- The paper presents DeepInverse, a deep convolutional network that learns to invert undersampled measurements for rapid signal recovery.
- It significantly reduces computational time by leveraging offline training, outperforming traditional compressive sensing methods by several orders of magnitude.
- Experimental results demonstrate that DeepInverse achieves comparable accuracy to state-of-the-art methods, enabling practical real-time applications in fields like medical imaging and remote sensing.
Learning to Invert: Signal Recovery via Deep Convolutional Networks
This paper presents an innovative approach to tackling the persistent challenges in compressive sensing (CS) through deep learning, specifically introducing the DeepInverse framework. The primary objectives are to address two notable limitations in compressive sensing: the non-exact sparsity of real-world data in a fixed basis and the sluggish convergence of high-performance recovery algorithms, which typically precludes their use in real-time applications without significant computational resources.

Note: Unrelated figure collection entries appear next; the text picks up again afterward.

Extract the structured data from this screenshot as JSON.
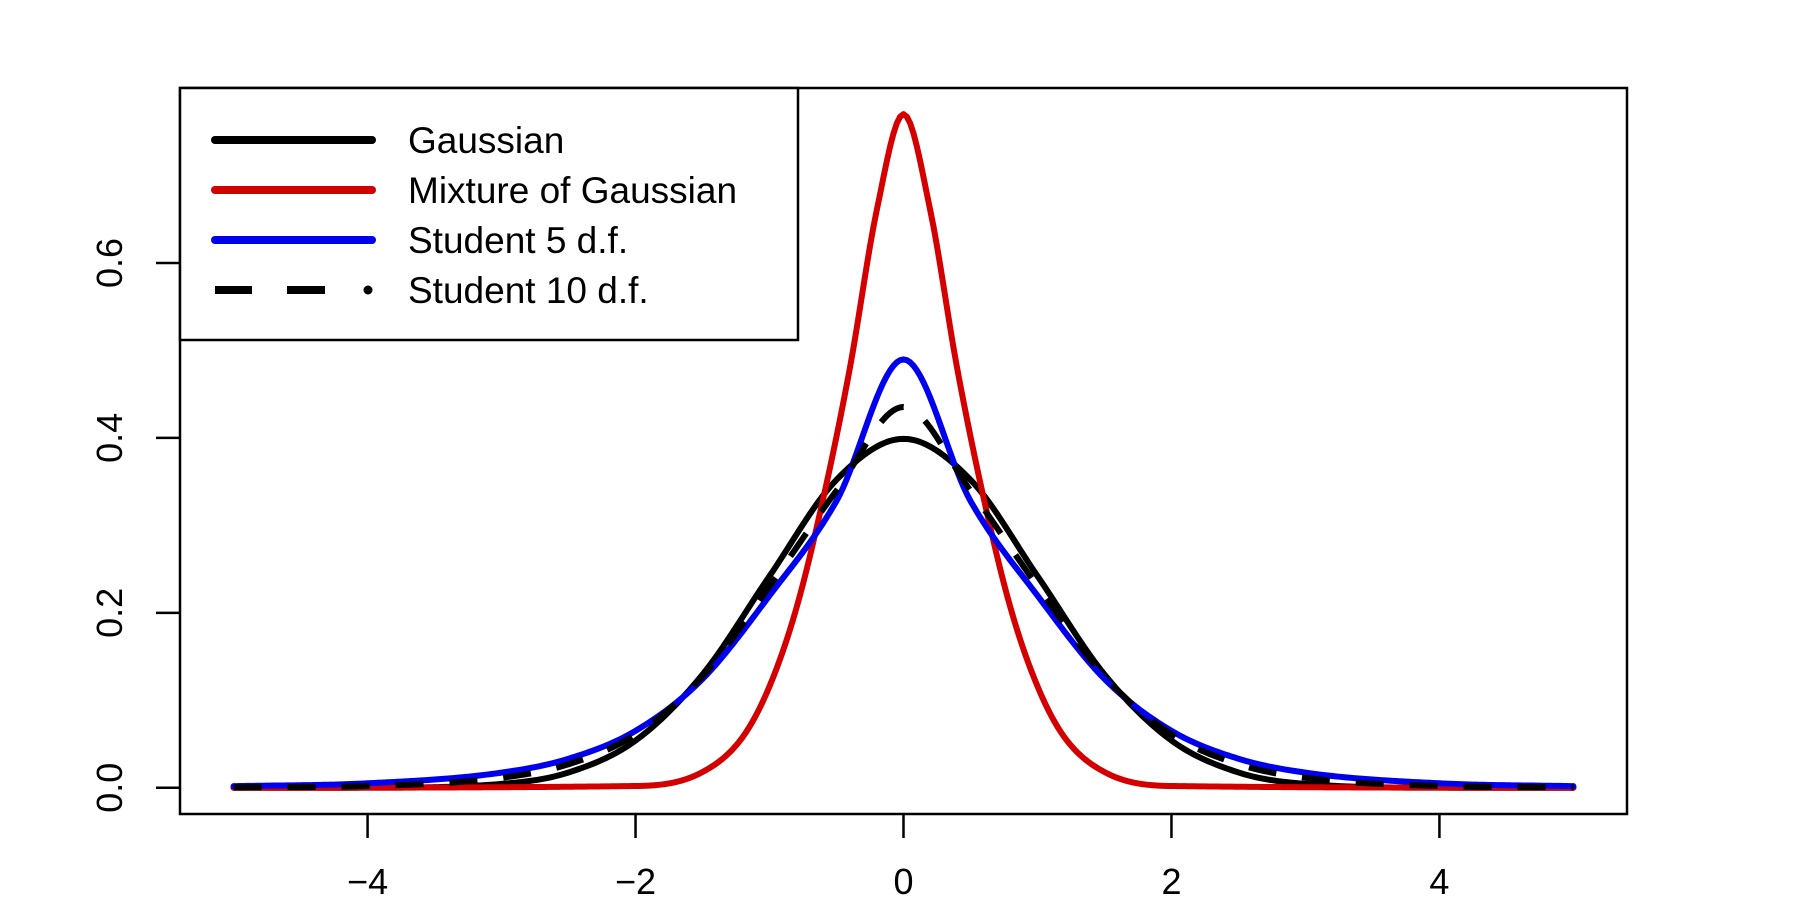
{
  "chart_data": {
    "type": "line",
    "title": "",
    "xlabel": "",
    "ylabel": "",
    "xlim": [
      -5.4,
      5.4
    ],
    "ylim": [
      -0.03,
      0.8
    ],
    "x_ticks": [
      -4,
      -2,
      0,
      2,
      4
    ],
    "x_tick_labels": [
      "−4",
      "−2",
      "0",
      "2",
      "4"
    ],
    "y_ticks": [
      0.0,
      0.2,
      0.4,
      0.6
    ],
    "y_tick_labels": [
      "0.0",
      "0.2",
      "0.4",
      "0.6"
    ],
    "grid": false,
    "legend_position": "top-left",
    "x_range_plotted": [
      -5,
      5
    ],
    "series": [
      {
        "name": "Gaussian",
        "color": "#000000",
        "style": "solid",
        "x": [
          -5,
          -4,
          -3,
          -2.5,
          -2,
          -1.5,
          -1,
          -0.5,
          0,
          0.5,
          1,
          1.5,
          2,
          2.5,
          3,
          4,
          5
        ],
        "values": [
          0.0,
          0.0001,
          0.0044,
          0.0175,
          0.054,
          0.1295,
          0.242,
          0.3521,
          0.3989,
          0.3521,
          0.242,
          0.1295,
          0.054,
          0.0175,
          0.0044,
          0.0001,
          0.0
        ]
      },
      {
        "name": "Mixture of Gaussian",
        "color": "#d40000",
        "style": "solid",
        "x": [
          -5,
          -2,
          -1.5,
          -1.2,
          -1,
          -0.8,
          -0.6,
          -0.4,
          -0.2,
          0,
          0.2,
          0.4,
          0.6,
          0.8,
          1,
          1.2,
          1.5,
          2,
          5
        ],
        "values": [
          0.0,
          0.002,
          0.018,
          0.058,
          0.116,
          0.205,
          0.33,
          0.48,
          0.66,
          0.77,
          0.66,
          0.48,
          0.33,
          0.205,
          0.116,
          0.058,
          0.018,
          0.002,
          0.0
        ]
      },
      {
        "name": "Student 5 d.f.",
        "color": "#0000ee",
        "style": "solid",
        "x": [
          -5,
          -4,
          -3,
          -2.5,
          -2,
          -1.5,
          -1,
          -0.5,
          0,
          0.5,
          1,
          1.5,
          2,
          2.5,
          3,
          4,
          5
        ],
        "values": [
          0.0018,
          0.0051,
          0.0173,
          0.0332,
          0.0651,
          0.1244,
          0.2197,
          0.3279,
          0.4897,
          0.3279,
          0.2197,
          0.1244,
          0.0651,
          0.0332,
          0.0173,
          0.0051,
          0.0018
        ]
      },
      {
        "name": "Student 10 d.f.",
        "color": "#000000",
        "style": "dashed",
        "x": [
          -5,
          -4,
          -3,
          -2.5,
          -2,
          -1.5,
          -1,
          -0.5,
          0,
          0.5,
          1,
          1.5,
          2,
          2.5,
          3,
          4,
          5
        ],
        "values": [
          0.0004,
          0.002,
          0.0114,
          0.0269,
          0.0611,
          0.1274,
          0.2304,
          0.3397,
          0.4353,
          0.3397,
          0.2304,
          0.1274,
          0.0611,
          0.0269,
          0.0114,
          0.002,
          0.0004
        ]
      }
    ]
  }
}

The research focuses on solving the ill-posed inverse problem of recovering signals from undersampled linear measurements, formalized as recovering x∈RN from y=Φx∈RM with M≪N. This underdetermined system requires exploiting the signal's inherent structure, typically thought of within the compressive sensing framework as sparse representation in some basis.
DeepInverse Framework
DeepInverse employs a deep convolutional network (DCN) to learn the inverse mapping from measurement vectors to original signals. In contrast to traditional methods reliant on sparsity-regularized convex optimization or greedy algorithms, this method leverages a trained network capable of rapid inference. The network is trained on representative images, learning both a suitable signal representation and an inverse mapping that approximates existing recovery algorithms. The experiments demonstrate that despite the computationally demanding offline training phase, DeepInverse achieves notable speed-ups during signal recovery, being hundreds of times faster than current state-of-the-art methods while delivering comparable accuracy.
Experimental Results and Comparisons
Extensive empirical evaluations highlight DeepInverse's efficacy. The framework compares favorably against existing algorithms such as D-AMP, total variation minimization, and P-AMP, particularly in settings requiring low latency. Notably, DeepInverse achieves a significant reduction in computational time, approximately by several orders of magnitude, making it suitable for real-time applications that necessitate immediate response.
Practical Implications and Future Work
The implications of this research are significant for practical applications where speed is paramount and computational resources may be limited. Instances include medical imaging and remote sensing, where rapid recovery processes could facilitate enhanced real-time analytics. Future work could explore extending the network's capacity, potentially through deeper architectures that could capitalize on progressively abstract representations of the data, thereby improving recovery performance even further.
Moreover, DeepInverse is adaptable beyond CS problems, where measurement matrices are not just arbitrary but structurally constrained, offering a unified approach without subdividing signals. This generalizes its applicability compared to prior works that required block-specific measurements.
Conclusion
The DeepInverse framework represents a substantial advance in the application of deep learning to signal recovery, addressing longstanding challenges in compressive sensing by delivering high-speed and efficient recovery without compromising accuracy. The work's potential expansions promise continued improvements in both algorithmic performance and practical applicability in various computational contexts.